Bebeu todo o chá e em seguida fez outro e desta vez aparentou mais atenção nas quantidades misturadas. Levantou-se e ficou parada por um instante. Olhou tudo ao redor como se a última vez fosse. Andou em direção a sala. Pegou a bolsa e o casaco, tomou outro gole, respirou fundo a última das inúmeras vezes, olhou para a porta e disse:
-Abra! – Sem nenhuma cerimônia fui cínico mais uma vez ao perguntar o quê?

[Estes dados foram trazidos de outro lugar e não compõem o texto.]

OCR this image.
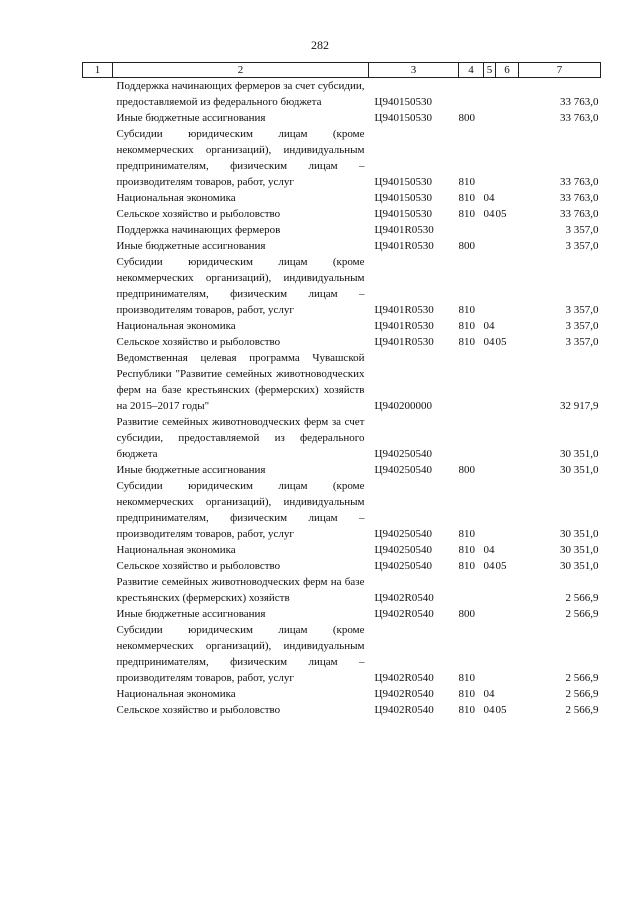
282
1	2	3	4	5	6	7
	Поддержка начинающих фермеров за счет субсидии, предоставляемой из федерального бюджета	Ц940150530				33 763,0
	Иные бюджетные ассигнования	Ц940150530	800			33 763,0
	Субсидии юридическим лицам (кроме некоммерческих организаций), индивидуальным предпринимателям, физическим лицам – производителям товаров, работ, услуг	Ц940150530	810			33 763,0
	Национальная экономика	Ц940150530	810	04		33 763,0
	Сельское хозяйство и рыболовство	Ц940150530	810	04	05	33 763,0
	Поддержка начинающих фермеров	Ц9401R0530				3 357,0
	Иные бюджетные ассигнования	Ц9401R0530	800			3 357,0
	Субсидии юридическим лицам (кроме некоммерческих организаций), индивидуальным предпринимателям, физическим лицам – производителям товаров, работ, услуг	Ц9401R0530	810			3 357,0
	Национальная экономика	Ц9401R0530	810	04		3 357,0
	Сельское хозяйство и рыболовство	Ц9401R0530	810	04	05	3 357,0
	Ведомственная целевая программа Чувашской Республики "Развитие семейных животноводческих ферм на базе крестьянских (фермерских) хозяйств на 2015–2017 годы"	Ц940200000				32 917,9
	Развитие семейных животноводческих ферм за счет субсидии, предоставляемой из федерального бюджета	Ц940250540				30 351,0
	Иные бюджетные ассигнования	Ц940250540	800			30 351,0
	Субсидии юридическим лицам (кроме некоммерческих организаций), индивидуальным предпринимателям, физическим лицам – производителям товаров, работ, услуг	Ц940250540	810			30 351,0
	Национальная экономика	Ц940250540	810	04		30 351,0
	Сельское хозяйство и рыболовство	Ц940250540	810	04	05	30 351,0
	Развитие семейных животноводческих ферм на базе крестьянских (фермерских) хозяйств	Ц9402R0540				2 566,9
	Иные бюджетные ассигнования	Ц9402R0540	800			2 566,9
	Субсидии юридическим лицам (кроме некоммерческих организаций), индивидуальным предпринимателям, физическим лицам – производителям товаров, работ, услуг	Ц9402R0540	810			2 566,9
	Национальная экономика	Ц9402R0540	810	04		2 566,9
	Сельское хозяйство и рыболовство	Ц9402R0540	810	04	05	2 566,9
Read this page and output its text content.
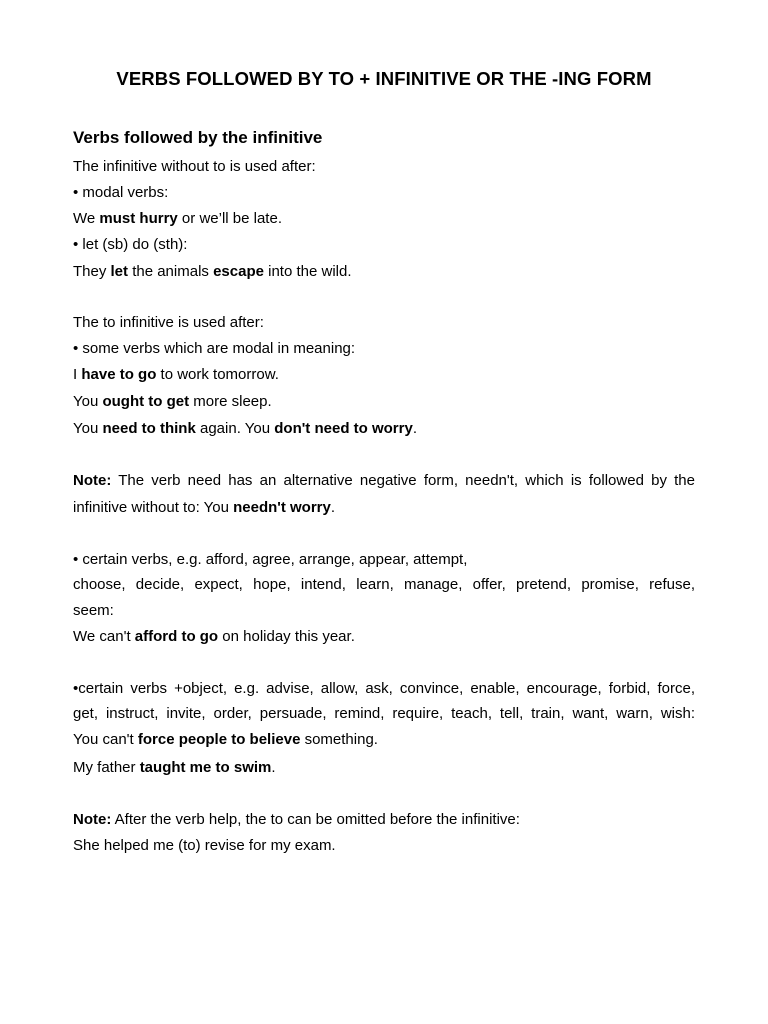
VERBS FOLLOWED BY TO + INFINITIVE OR THE -ING FORM
Verbs followed by the infinitive
The infinitive without to is used after:
• modal verbs:
We must hurry or we’ll be late.
• let (sb) do (sth):
They let the animals escape into the wild.
The to infinitive is used after:
• some verbs which are modal in meaning:
I have to go to work tomorrow.
You ought to get more sleep.
You need to think again. You don't need to worry.
Note: The verb need has an alternative negative form, needn't, which is followed by the
infinitive without to: You needn't worry.
• certain verbs, e.g. afford, agree, arrange, appear, attempt,
choose, decide, expect, hope, intend, learn, manage, offer, pretend, promise, refuse,
seem:
We can't afford to go on holiday this year.
•certain verbs +object, e.g. advise, allow, ask, convince, enable, encourage, forbid, force,
get, instruct, invite, order, persuade, remind, require, teach, tell, train, want, warn, wish:
You can't force people to believe something.
My father taught me to swim.
Note: After the verb help, the to can be omitted before the infinitive:
She helped me (to) revise for my exam.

Ela me respondeu de uma forma curta e grossa que seria primeiro a porta e depois o envelope. Abraçou-me fortemente e em seguida perguntou levantando a caneca em direção aos meus olhos:
- Posso levar?
- Com todo prazer! – respondi, abri e a vi passar. Guardei os objetos que havia deixado sobre a mesa, ou melhor, me devolvido. Preferi não abrir o envelope naquele momento. Não sabia de que forma escrevera, mas imaginava o conteúdo da redação ali contida. Recordei o que acontecera a alguns meses e o que havia me dito sobre acreditar que tudo deveria acabar da forma como começou. Talvez fosse uma espécie de ritual, ou alguma mania daquelas que a gente coloca na cabeça.

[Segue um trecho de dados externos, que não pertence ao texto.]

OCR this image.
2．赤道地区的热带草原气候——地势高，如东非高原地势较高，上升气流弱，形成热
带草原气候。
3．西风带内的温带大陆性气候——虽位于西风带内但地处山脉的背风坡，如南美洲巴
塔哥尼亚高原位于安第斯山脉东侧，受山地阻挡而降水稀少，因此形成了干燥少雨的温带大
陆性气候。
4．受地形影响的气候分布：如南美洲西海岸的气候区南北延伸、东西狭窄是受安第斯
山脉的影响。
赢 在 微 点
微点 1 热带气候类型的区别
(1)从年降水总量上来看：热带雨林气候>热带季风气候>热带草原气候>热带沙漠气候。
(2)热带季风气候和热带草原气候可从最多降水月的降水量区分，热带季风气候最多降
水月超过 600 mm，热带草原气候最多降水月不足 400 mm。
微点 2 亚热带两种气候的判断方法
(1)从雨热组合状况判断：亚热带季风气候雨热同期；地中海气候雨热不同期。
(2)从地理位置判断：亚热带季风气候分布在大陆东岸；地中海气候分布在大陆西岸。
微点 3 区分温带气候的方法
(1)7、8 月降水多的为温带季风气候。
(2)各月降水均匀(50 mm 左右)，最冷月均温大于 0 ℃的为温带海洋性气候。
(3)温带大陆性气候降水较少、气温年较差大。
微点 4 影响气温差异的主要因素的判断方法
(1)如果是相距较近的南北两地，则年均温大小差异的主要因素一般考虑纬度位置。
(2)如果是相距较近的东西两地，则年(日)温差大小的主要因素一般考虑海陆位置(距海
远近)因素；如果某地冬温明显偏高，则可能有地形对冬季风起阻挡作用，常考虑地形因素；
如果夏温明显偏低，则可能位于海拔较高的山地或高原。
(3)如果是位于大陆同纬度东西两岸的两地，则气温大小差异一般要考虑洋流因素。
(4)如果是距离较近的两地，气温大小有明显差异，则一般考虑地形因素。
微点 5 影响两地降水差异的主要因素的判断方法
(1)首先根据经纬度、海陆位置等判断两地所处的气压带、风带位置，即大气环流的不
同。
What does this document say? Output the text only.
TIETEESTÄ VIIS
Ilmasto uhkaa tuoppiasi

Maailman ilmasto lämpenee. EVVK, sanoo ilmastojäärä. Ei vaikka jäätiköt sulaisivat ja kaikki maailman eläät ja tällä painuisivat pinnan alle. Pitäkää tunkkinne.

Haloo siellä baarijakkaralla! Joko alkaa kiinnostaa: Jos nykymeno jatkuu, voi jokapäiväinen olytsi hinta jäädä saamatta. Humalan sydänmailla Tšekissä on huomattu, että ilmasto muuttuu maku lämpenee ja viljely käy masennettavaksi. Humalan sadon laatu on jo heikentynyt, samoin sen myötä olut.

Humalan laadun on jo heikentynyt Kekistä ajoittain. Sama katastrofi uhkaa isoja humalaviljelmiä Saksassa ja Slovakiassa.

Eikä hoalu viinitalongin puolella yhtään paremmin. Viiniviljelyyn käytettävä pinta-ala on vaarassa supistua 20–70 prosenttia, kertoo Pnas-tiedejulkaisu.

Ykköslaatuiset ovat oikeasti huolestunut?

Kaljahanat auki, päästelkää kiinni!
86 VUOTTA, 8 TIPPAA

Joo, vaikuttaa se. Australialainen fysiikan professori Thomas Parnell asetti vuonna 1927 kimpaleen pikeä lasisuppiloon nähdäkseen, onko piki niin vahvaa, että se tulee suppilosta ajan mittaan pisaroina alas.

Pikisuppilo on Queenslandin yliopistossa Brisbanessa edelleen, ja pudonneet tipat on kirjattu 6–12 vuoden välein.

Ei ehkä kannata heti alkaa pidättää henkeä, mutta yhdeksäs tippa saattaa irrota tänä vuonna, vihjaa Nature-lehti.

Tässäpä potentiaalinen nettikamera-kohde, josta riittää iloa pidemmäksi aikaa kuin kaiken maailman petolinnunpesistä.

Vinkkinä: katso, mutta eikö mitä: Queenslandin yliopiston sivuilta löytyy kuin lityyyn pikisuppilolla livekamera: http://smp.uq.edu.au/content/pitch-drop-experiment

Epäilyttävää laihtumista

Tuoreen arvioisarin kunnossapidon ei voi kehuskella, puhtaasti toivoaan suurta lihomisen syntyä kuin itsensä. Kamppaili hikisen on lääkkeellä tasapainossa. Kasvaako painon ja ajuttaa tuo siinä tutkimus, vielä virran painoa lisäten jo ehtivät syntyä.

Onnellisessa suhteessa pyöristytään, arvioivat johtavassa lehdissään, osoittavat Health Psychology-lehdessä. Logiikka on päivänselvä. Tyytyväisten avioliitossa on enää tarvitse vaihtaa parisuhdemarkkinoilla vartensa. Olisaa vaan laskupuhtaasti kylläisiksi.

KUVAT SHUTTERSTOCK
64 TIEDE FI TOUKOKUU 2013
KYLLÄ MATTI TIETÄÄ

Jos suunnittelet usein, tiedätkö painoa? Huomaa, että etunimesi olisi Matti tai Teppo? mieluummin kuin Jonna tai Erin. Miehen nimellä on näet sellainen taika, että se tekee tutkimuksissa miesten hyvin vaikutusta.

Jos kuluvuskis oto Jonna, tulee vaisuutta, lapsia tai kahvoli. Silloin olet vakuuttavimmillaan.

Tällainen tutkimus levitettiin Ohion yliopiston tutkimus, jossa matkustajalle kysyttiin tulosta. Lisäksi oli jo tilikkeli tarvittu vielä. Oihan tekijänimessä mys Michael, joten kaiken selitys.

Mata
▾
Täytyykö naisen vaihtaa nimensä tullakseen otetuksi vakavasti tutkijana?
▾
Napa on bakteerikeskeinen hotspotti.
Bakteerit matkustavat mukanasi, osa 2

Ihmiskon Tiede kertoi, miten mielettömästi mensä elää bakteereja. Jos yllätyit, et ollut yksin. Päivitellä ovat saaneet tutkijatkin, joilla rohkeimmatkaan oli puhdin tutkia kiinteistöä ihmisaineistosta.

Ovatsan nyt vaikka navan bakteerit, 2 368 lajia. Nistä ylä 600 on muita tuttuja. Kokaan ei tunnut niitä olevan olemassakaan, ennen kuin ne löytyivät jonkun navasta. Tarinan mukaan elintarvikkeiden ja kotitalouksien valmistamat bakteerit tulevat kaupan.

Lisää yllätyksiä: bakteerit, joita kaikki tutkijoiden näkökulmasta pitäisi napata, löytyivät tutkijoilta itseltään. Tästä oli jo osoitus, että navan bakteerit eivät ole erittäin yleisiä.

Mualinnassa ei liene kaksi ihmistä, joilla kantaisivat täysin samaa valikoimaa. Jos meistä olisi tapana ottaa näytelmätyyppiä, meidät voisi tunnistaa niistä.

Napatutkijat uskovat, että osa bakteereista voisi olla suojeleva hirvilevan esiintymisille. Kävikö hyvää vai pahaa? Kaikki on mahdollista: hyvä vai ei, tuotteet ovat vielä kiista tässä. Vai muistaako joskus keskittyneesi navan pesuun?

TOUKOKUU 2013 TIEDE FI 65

Sei que não foi resolvida. A força que fizera para esconder o que sentia não foi suficiente. Pela janela, percebi seus cabelos escondendo as maçãs do rosto, a cabeça baixa, a caneca no bolso e sua mão sobre ela. É, demonstrou ainda se importar com as minhas coisas. Sei que não entenderia meu jeito e comportamento e talvez fosse mesmo melhor assim.